Peanut Butter Ice Cream

  • 4 cups heavy cream

  • 8 egg yolks

  • 2 cups half and half

  • 1 cup sugar

  • 1 cup creamy peanut butter

Chocolate Chocolate Chip Cookies

  • 3/4 cup of unsalted room temperature butter

  • 1 cup of sugar

  • 1 egg

  • 2 teaspoons vanilla

  • 1 1/2 cups flour

  • 1/2 cup unsweetened chocolate coco powder

  • 1/2 teaspoon baking powder

  • 1/2 teaspoon salt

  • 3/4 cup semisweet chocolate chips

  1. Chill the heavy cream in a metal bowl over another larger metal bowl full of ice and place in the refrigerator.

  2. In a large heavy 4 quart pot, warm the half and half and sugar over medium heat. It should be scalding hot but not boiling.

  3. Next whisk together the 8 egg yolks and begin to gently temper the egg yolks by pointing in the scalded milk into the bowl- whisking constantly and vigorously.

  4. Once all is whisked in, return the eggs and milk mixture back into the large pot in medium low heat, stirring constantly with a wooden spoon for about 8 minutes or until the custard are thickened.

  5. Return the hot custard into cold heavy whipping cream, whisking in the egg mixture to stop the cooking.

  6. Now in a separate large bowl measure in 1 cup of peanut butter. Whisk the peanut butter and slowly add in the ice cream base, whisking vigorously to incorporate the ice cream base into the peanut butter until smooth.

  7. Once smooth, return the ice cream base back into the refrigerator to cool for 2 hours.

  8. After 2 hours, spin the ice cream. After churned, place the ice cream into the freezer for at least another 2 hours before handling to make the sandwiches.

As the ice cream is chilling, make your cookies!

  1. Cream together the butter and sugar until smooth, about 3 minutes. Next add in the egg and vanilla and cream until smooth.

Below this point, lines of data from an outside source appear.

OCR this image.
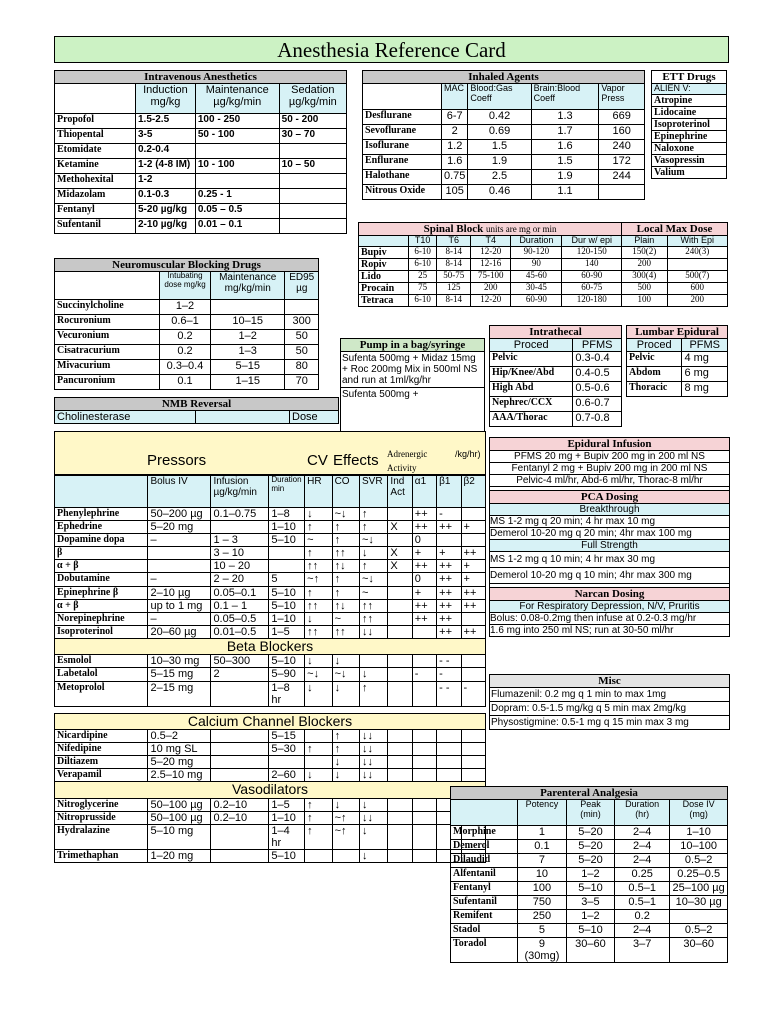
Anesthesia Reference Card
Intravenous Anesthetics			
	Induction mg/kg	Maintenance µg/kg/min	Sedation µg/kg/min
Propofol	1.5-2.5	100 - 250	50 - 200
Thiopental	3-5	50 - 100	30 – 70
Etomidate	0.2-0.4		
Ketamine	1-2 (4-8 IM)	10 - 100	10 – 50
Methohexital	1-2		
Midazolam	0.1-0.3	0.25 - 1	
Fentanyl	5-20 µg/kg	0.05 – 0.5	
Sufentanil	2-10 µg/kg	0.01 – 0.1	
Inhaled Agents				
	MAC	Blood:Gas Coeff	Brain:Blood Coeff	Vapor Press
Desflurane	6-7	0.42	1.3	669
Sevoflurane	2	0.69	1.7	160
Isoflurane	1.2	1.5	1.6	240
Enflurane	1.6	1.9	1.5	172
Halothane	0.75	2.5	1.9	244
Nitrous Oxide	105	0.46	1.1	
ETT Drugs
ALIEN V:
Atropine
Lidocaine
Isoproterinol
Epinephrine
Naloxone
Vasopressin
Valium
Spinal Block units are mg or min						Local Max Dose	
	T10	T6	T4	Duration	Dur w/ epi	Plain	With Epi
Bupiv	6-10	8-14	12-20	90-120	120-150	150(2)	240(3)
Ropiv	6-10	8-14	12-16	90	140	200	
Lido	25	50-75	75-100	45-60	60-90	300(4)	500(7)
Procain	75	125	200	30-45	60-75	500	600
Tetraca	6-10	8-14	12-20	60-90	120-180	100	200
Neuromuscular Blocking Drugs			
	Intubating dose mg/kg	Maintenance mg/kg/min	ED95 µg
Succinylcholine	1–2		
Rocuronium	0.6–1	10–15	300
Vecuronium	0.2	1–2	50
Cisatracurium	0.2	1–3	50
Mivacurium	0.3–0.4	5–15	80
Pancuronium	0.1	1–15	70
NMB Reversal
Cholinesterase		Dose
Pump in a bag/syringe
Sufenta 500mg + Midaz 15mg + Roc 200mg Mix in 500ml NS and run at 1ml/kg/hr
Sufenta 500mg +
Intrathecal	
Proced	PFMS
Pelvic	0.3-0.4
Hip/Knee/Abd	0.4-0.5
High Abd	0.5-0.6
Nephrec/CCX	0.6-0.7
AAA/Thorac	0.7-0.8
Lumbar Epidural	
Proced	PFMS
Pelvic	4 mg
Abdom	6 mg
Thoracic	8 mg
Epidural Infusion
PFMS 20 mg + Bupiv 200 mg in 200 ml NS
Fentanyl 2 mg + Bupiv 200 mg in 200 ml NS
Pelvic-4 ml/hr, Abd-6 ml/hr, Thorac-8 ml/hr
PCA Dosing
Breakthrough
MS 1-2 mg q 20 min; 4 hr max 10 mg
Demerol 10-20 mg q 20 min; 4hr max 100 mg
Full Strength
MS 1-2 mg q 10 min; 4 hr max 30 mg
Demerol 10-20 mg q 10 min; 4hr max 300 mg
Narcan Dosing
For Respiratory Depression, N/V, Pruritis
Bolus: 0.08-0.2mg then infuse at 0.2-0.3 mg/hr
1.6 mg into 250 ml NS; run at 30-50 ml/hr
Misc
Flumazenil: 0.2 mg q 1 min to max 1mg
Dopram: 0.5-1.5 mg/kg q 5 min max 2mg/kg
Physostigmine: 0.5-1 mg q 15 min max 3 mg
Pressors	CV Effects Adrenergic
Activity
/kg/hr)
	Bolus IV	Infusion µg/kg/min	Duration min	HR	CO	SVR	Ind Act	α1	β1	β2
Phenylephrine	50–200 µg	0.1–0.75	1–8	↓	~↓	↑		++	-	
Ephedrine	5–20 mg		1–10	↑	↑	↑	X	++	++	+
Dopamine dopa	–	1 – 3	5–10	~	↑	~↓		0		
β		3 – 10		↑	↑↑	↓	X	+	+	++
α + β		10 – 20		↑↑	↑↓	↑	X	++	++	+
Dobutamine	–	2 – 20	5	~↑	↑	~↓		0	++	+
Epinephrine β	2–10 µg	0.05–0.1	5–10	↑	↑	~		+	++	++
α + β	up to 1 mg	0.1 – 1	5–10	↑↑	↑↓	↑↑		++	++	++
Norepinephrine	–	0.05–0.5	1–10	↓	~	↑↑		++	++	
Isoproterinol	20–60 µg	0.01–0.5	1–5	↑↑	↑↑	↓↓			++	++
Beta Blockers										
Esmolol	10–30 mg	50–300	5–10	↓	↓				- -	
Labetalol	5–15 mg	2	5–90	~↓	~↓	↓		-	-	
Metoprolol	2–15 mg		1–8 hr	↓	↓	↑			- -	-

Calcium Channel Blockers										
Nicardipine	0.5–2		5–15		↑	↓↓				
Nifedipine	10 mg SL		5–30	↑	↑	↓↓				
Diltiazem	5–20 mg				↓	↓↓				
Verapamil	2.5–10 mg		2–60	↓	↓	↓↓				
Vasodilators										
Nitroglycerine	50–100 µg	0.2–10	1–5	↑	↓	↓				
Nitroprusside	50–100 µg	0.2–10	1–10	↑	~↑	↓↓				
Hydralazine	5–10 mg		1–4 hr	↑	~↑	↓				
Trimethaphan	1–20 mg		5–10			↓				
Parenteral Analgesia				
	Potency	Peak (min)	Duration (hr)	Dose IV (mg)
Morphine	1	5–20	2–4	1–10
Demerol	0.1	5–20	2–4	10–100
Dilaudid	7	5–20	2–4	0.5–2
Alfentanil	10	1–2	0.25	0.25–0.5
Fentanyl	100	5–10	0.5–1	25–100 µg
Sufentanil	750	3–5	0.5–1	10–30 µg
Remifent	250	1–2	0.2	
Stadol	5	5–10	2–4	0.5–2
Toradol	9 (30mg)	30–60	3–7	30–60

  2. Mix together the dry ingredients and whisk them together until it is all incorporated.

  3. Turn the mixer on low and gently add in the dry ingredients to the wet ingredients in thirds, allowing the mixture to come together after each addition.

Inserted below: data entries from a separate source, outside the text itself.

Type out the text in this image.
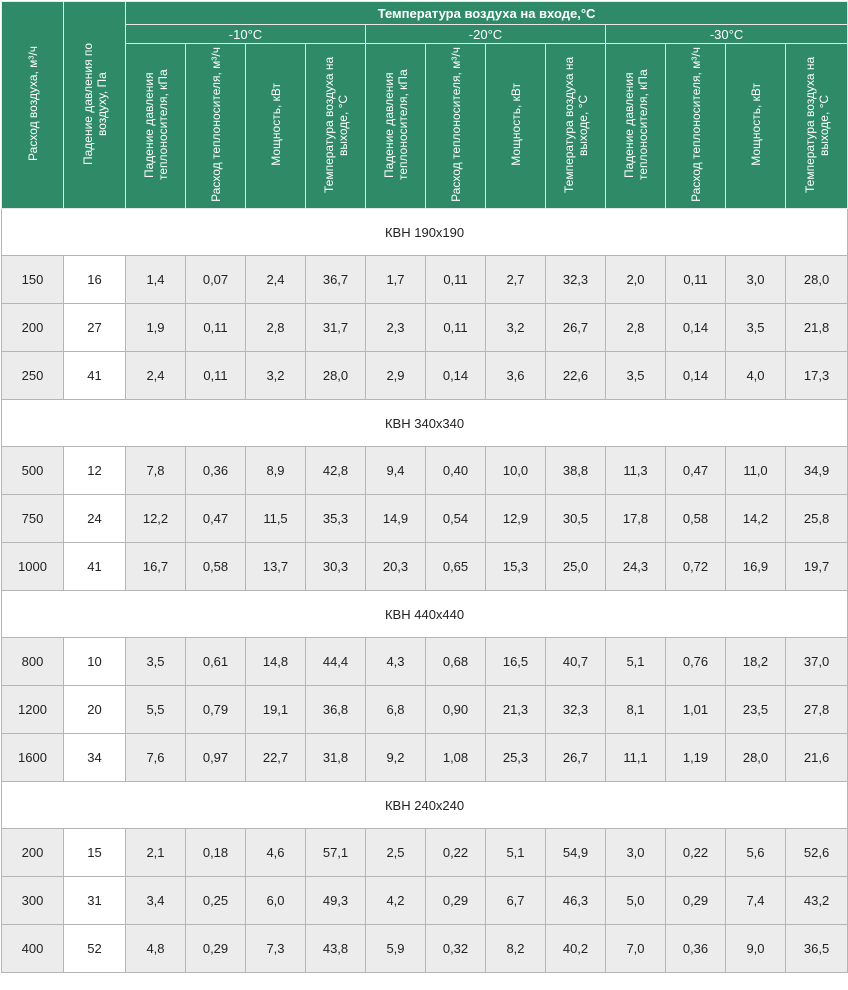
Расход воздуха, м³/ч	Падение давления по воздуху, Па	Температура воздуха на входе,°С											
		-10°С				-20°С				-30°С			
		Падение давления теплоносителя, кПа	Расход теплоносителя, м³/ч	Мощность, кВт	Температура воздуха на выходе, °С	Падение давления теплоносителя, кПа	Расход теплоносителя, м³/ч	Мощность, кВт	Температура воздуха на выходе, °С	Падение давления теплоносителя, кПа	Расход теплоносителя, м³/ч	Мощность, кВт	Температура воздуха на выходе, °С
КВН 190х190													
150	16	1,4	0,07	2,4	36,7	1,7	0,11	2,7	32,3	2,0	0,11	3,0	28,0
200	27	1,9	0,11	2,8	31,7	2,3	0,11	3,2	26,7	2,8	0,14	3,5	21,8
250	41	2,4	0,11	3,2	28,0	2,9	0,14	3,6	22,6	3,5	0,14	4,0	17,3
КВН 340х340													
500	12	7,8	0,36	8,9	42,8	9,4	0,40	10,0	38,8	11,3	0,47	11,0	34,9
750	24	12,2	0,47	11,5	35,3	14,9	0,54	12,9	30,5	17,8	0,58	14,2	25,8
1000	41	16,7	0,58	13,7	30,3	20,3	0,65	15,3	25,0	24,3	0,72	16,9	19,7
КВН 440х440													
800	10	3,5	0,61	14,8	44,4	4,3	0,68	16,5	40,7	5,1	0,76	18,2	37,0
1200	20	5,5	0,79	19,1	36,8	6,8	0,90	21,3	32,3	8,1	1,01	23,5	27,8
1600	34	7,6	0,97	22,7	31,8	9,2	1,08	25,3	26,7	11,1	1,19	28,0	21,6
КВН 240х240													
200	15	2,1	0,18	4,6	57,1	2,5	0,22	5,1	54,9	3,0	0,22	5,6	52,6
300	31	3,4	0,25	6,0	49,3	4,2	0,29	6,7	46,3	5,0	0,29	7,4	43,2
400	52	4,8	0,29	7,3	43,8	5,9	0,32	8,2	40,2	7,0	0,36	9,0	36,5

  4. Once the cookies have come together add in the chocolate chips. Mix just until incorporated.

  5. Roll the dough out into a log shape about 8 inches long and wrap with saran or parchment paper. Refrigerate for 2 hours before slicing into 1/2 inch pieces.

  6. After two hours, use a sharpe knife to cut through the cookies, each a 1/2 inch thick. You should have a total of 16 cookies.

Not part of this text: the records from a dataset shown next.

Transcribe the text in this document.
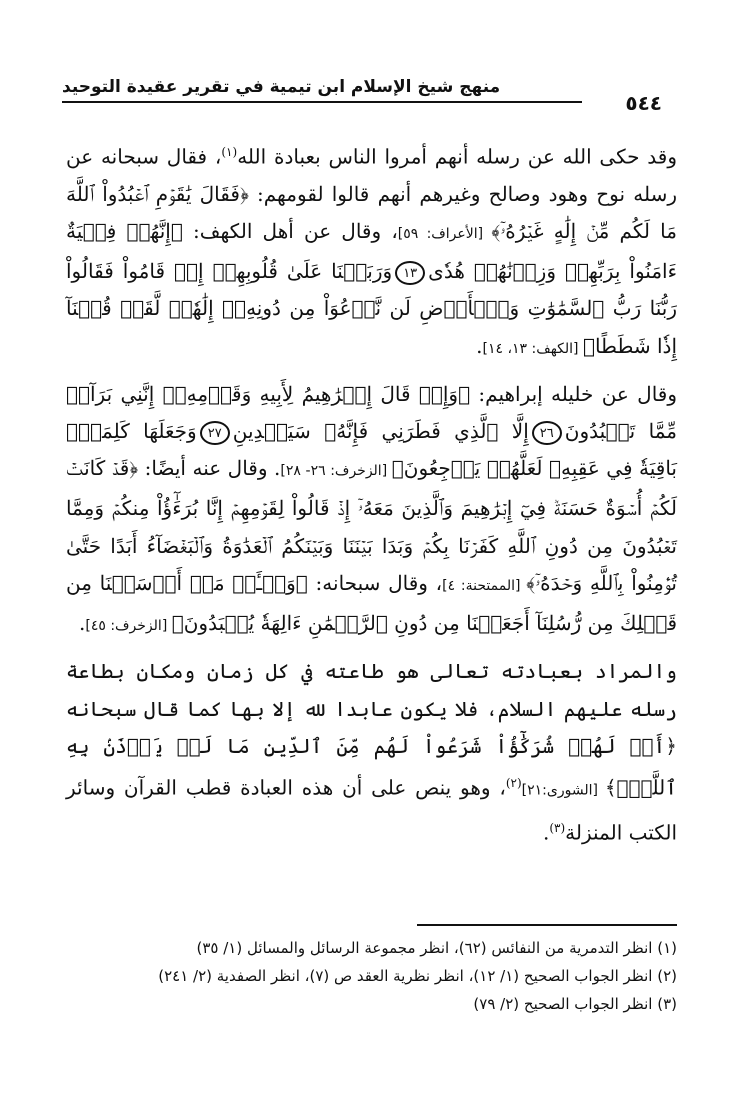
منهج شيخ الإسلام ابن تيمية في تقرير عقيدة التوحيد
٥٤٤

وقد حكى الله عن رسله أنهم أمروا الناس بعبادة الله$^{(١)}$، فقال سبحانه عن رسله نوح وهود وصالح وغيرهم أنهم قالوا لقومهم: ﴿فَقَالَ يَٰقَوۡمِ ٱعۡبُدُواْ ٱللَّهَ مَا لَكُم مِّنۡ إِلَٰهٍ غَيۡرُهُۥٓ﴾ [الأعراف: ٥٩]، وقال عن أهل الكهف: ﴿إِنَّهُمۡ فِتۡيَةٌ ءَامَنُواْ بِرَبِّهِمۡ وَزِدۡنَٰهُمۡ هُدٗى١٣وَرَبَطۡنَا عَلَىٰ قُلُوبِهِمۡ إِذۡ قَامُواْ فَقَالُواْ رَبُّنَا رَبُّ ٱلسَّمَٰوَٰتِ وَٱلۡأَرۡضِ لَن نَّدۡعُوَاْ مِن دُونِهِۦٓ إِلَٰهٗاۖ لَّقَدۡ قُلۡنَآ إِذٗا شَطَطًا﴾ [الكهف: ١٣، ١٤].

وقال عن خليله إبراهيم: ﴿وَإِذۡ قَالَ إِبۡرَٰهِيمُ لِأَبِيهِ وَقَوۡمِهِۦٓ إِنَّنِي بَرَآءٞ مِّمَّا تَعۡبُدُونَ٢٦إِلَّا ٱلَّذِي فَطَرَنِي فَإِنَّهُۥ سَيَهۡدِينِ٢٧وَجَعَلَهَا كَلِمَةَۢ بَاقِيَةٗ فِي عَقِبِهِۦ لَعَلَّهُمۡ يَرۡجِعُونَ﴾ [الزخرف: ٢٦- ٢٨]. وقال عنه أيضًا: ﴿قَدۡ كَانَتۡ لَكُمۡ أُسۡوَةٌ حَسَنَةٞ فِيٓ إِبۡرَٰهِيمَ وَٱلَّذِينَ مَعَهُۥٓ إِذۡ قَالُواْ لِقَوۡمِهِمۡ إِنَّا بُرَءَٰٓؤُاْ مِنكُمۡ وَمِمَّا تَعۡبُدُونَ مِن دُونِ ٱللَّهِ كَفَرۡنَا بِكُمۡ وَبَدَا بَيۡنَنَا وَبَيۡنَكُمُ ٱلۡعَدَٰوَةُ وَٱلۡبَغۡضَآءُ أَبَدًا حَتَّىٰ تُؤۡمِنُواْ بِٱللَّهِ وَحۡدَهُۥٓ﴾ [الممتحنة: ٤]، وقال سبحانه: ﴿وَسۡـَٔلۡ مَنۡ أَرۡسَلۡنَا مِن قَبۡلِكَ مِن رُّسُلِنَآ أَجَعَلۡنَا مِن دُونِ ٱلرَّحۡمَٰنِ ءَالِهَةٗ يُعۡبَدُونَ﴾ [الزخرف: ٤٥].

والمراد بعبادته تعالى هو طاعته في كل زمان ومكان بطاعة رسله عليهم السلام، فلا يكون عابدا لله إلا بها كما قال سبحانه ﴿أَمۡ لَهُمۡ شُرَكَٰٓؤُاْ شَرَعُواْ لَهُم مِّنَ ٱلدِّينِ مَا لَمۡ يَأۡذَنۢ بِهِ ٱللَّهُۚ﴾ [الشورى:٢١]$^{(٢)}$، وهو ينص على أن هذه العبادة قطب القرآن وسائر الكتب المنزلة$^{(٣)}$.

(١) انظر التدمرية من النفائس (٦٢)، انظر مجموعة الرسائل والمسائل (١/ ٣٥)
(٢) انظر الجواب الصحيح (١/ ١٢)، انظر نظرية العقد ص (٧)، انظر الصفدية (٢/ ٢٤١)
(٣) انظر الجواب الصحيح (٢/ ٧٩)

  7. Place them on a baking sheet about an inch apart in parchment paper. Bake at 350º for 15 minutes.

  8. Let them coo completely before assembling the ice cream sandwiches.

  9. Time to assemble! Pretty simple and fun to put together! Just a little scoop of ice cream between two cookies and you’re set! But you gotta eat them quickly so they don’t melt!